You are viewing a plain text version of this content. The canonical link for it is here.
Posted to solr-user@lucene.apache.org by Edward Garrett <he...@gmail.com> on 2012/11/07 19:15:56 UTC

get a list of terms sorted by total term frequency

hi,

is there a simple way to get a list of all terms that occur in a field
sorted by their total term frequency within that field?

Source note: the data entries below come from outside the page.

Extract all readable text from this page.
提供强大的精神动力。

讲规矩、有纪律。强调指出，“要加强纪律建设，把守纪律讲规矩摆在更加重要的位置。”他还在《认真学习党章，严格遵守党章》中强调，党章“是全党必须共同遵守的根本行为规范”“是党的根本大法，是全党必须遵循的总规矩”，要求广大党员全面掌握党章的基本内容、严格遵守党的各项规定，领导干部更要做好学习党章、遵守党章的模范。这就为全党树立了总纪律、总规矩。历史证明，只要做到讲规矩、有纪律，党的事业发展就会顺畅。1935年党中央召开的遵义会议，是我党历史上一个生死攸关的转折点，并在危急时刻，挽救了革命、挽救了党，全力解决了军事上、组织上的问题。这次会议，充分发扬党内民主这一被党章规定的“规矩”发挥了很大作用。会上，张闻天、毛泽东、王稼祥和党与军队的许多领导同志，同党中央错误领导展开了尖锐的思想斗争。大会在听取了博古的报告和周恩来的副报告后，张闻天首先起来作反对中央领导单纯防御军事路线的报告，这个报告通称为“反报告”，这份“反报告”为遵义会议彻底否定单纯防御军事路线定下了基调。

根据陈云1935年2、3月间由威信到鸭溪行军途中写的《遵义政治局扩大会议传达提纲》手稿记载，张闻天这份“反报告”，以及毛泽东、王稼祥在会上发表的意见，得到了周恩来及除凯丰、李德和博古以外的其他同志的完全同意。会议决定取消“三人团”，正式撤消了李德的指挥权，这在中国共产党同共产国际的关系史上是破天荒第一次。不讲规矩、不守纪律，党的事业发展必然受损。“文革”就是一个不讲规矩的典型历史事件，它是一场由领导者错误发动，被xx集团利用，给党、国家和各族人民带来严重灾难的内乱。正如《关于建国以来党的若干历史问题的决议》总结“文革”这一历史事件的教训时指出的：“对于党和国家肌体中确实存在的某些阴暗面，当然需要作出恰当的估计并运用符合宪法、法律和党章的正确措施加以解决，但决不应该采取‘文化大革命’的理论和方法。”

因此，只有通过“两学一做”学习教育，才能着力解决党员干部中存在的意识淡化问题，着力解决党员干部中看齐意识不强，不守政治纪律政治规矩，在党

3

TermsComponent (http://wiki.apache.org/solr/TermsComponent) "provides
fast field faceting over the whole index", but as counts it gives the
number of documents that each term occurs in (given a field or set of
fields). in place of document counts, i want total term frequency
counts. the ttf function
(http://wiki.apache.org/solr/FunctionQuery#totaltermfreq) provides
this, but only if you know what term to pass to the function.

edward

Re: get a list of terms sorted by total term frequency

Posted by Edward Garrett <he...@gmail.com>.
i see... using the -t flag

it would be cool if TermsComponent had an option to sort by total term
frequency, something like

terms.sort={count|index|ttf}

surely that's a common enough use case


On Wed, Nov 7, 2012 at 6:17 PM, Michael McCandless
<lu...@mikemccandless.com> wrote:
> Lucene's misc module has HighFreqTerms tool.
>
> Mike McCandless
>
> http://blog.mikemccandless.com
>
>
> On Wed, Nov 7, 2012 at 1:15 PM, Edward Garrett <he...@gmail.com> wrote:
>> hi,
>>
>> is there a simple way to get a list of all terms that occur in a field
>> sorted by their total term frequency within that field?
>>
>> TermsComponent (http://wiki.apache.org/solr/TermsComponent) "provides
>> fast field faceting over the whole index", but as counts it gives the
>> number of documents that each term occurs in (given a field or set of
>> fields). in place of document counts, i want total term frequency
>> counts. the ttf function
>> (http://wiki.apache.org/solr/FunctionQuery#totaltermfreq) provides
>> this, but only if you know what term to pass to the function.
>>
>> edward



-- 
edge

Re: get a list of terms sorted by total term frequency

Posted by Michael McCandless <lu...@mikemccandless.com>.
Lucene's misc module has HighFreqTerms tool.

Mike McCandless

http://blog.mikemccandless.com


On Wed, Nov 7, 2012 at 1:15 PM, Edward Garrett <he...@gmail.com> wrote:
> hi,
>
> is there a simple way to get a list of all terms that occur in a field
> sorted by their total term frequency within that field?
>
> TermsComponent (http://wiki.apache.org/solr/TermsComponent) "provides
> fast field faceting over the whole index", but as counts it gives the
> number of documents that each term occurs in (given a field or set of
> fields). in place of document counts, i want total term frequency
> counts. the ttf function
> (http://wiki.apache.org/solr/FunctionQuery#totaltermfreq) provides
> this, but only if you know what term to pass to the function.
>
> edward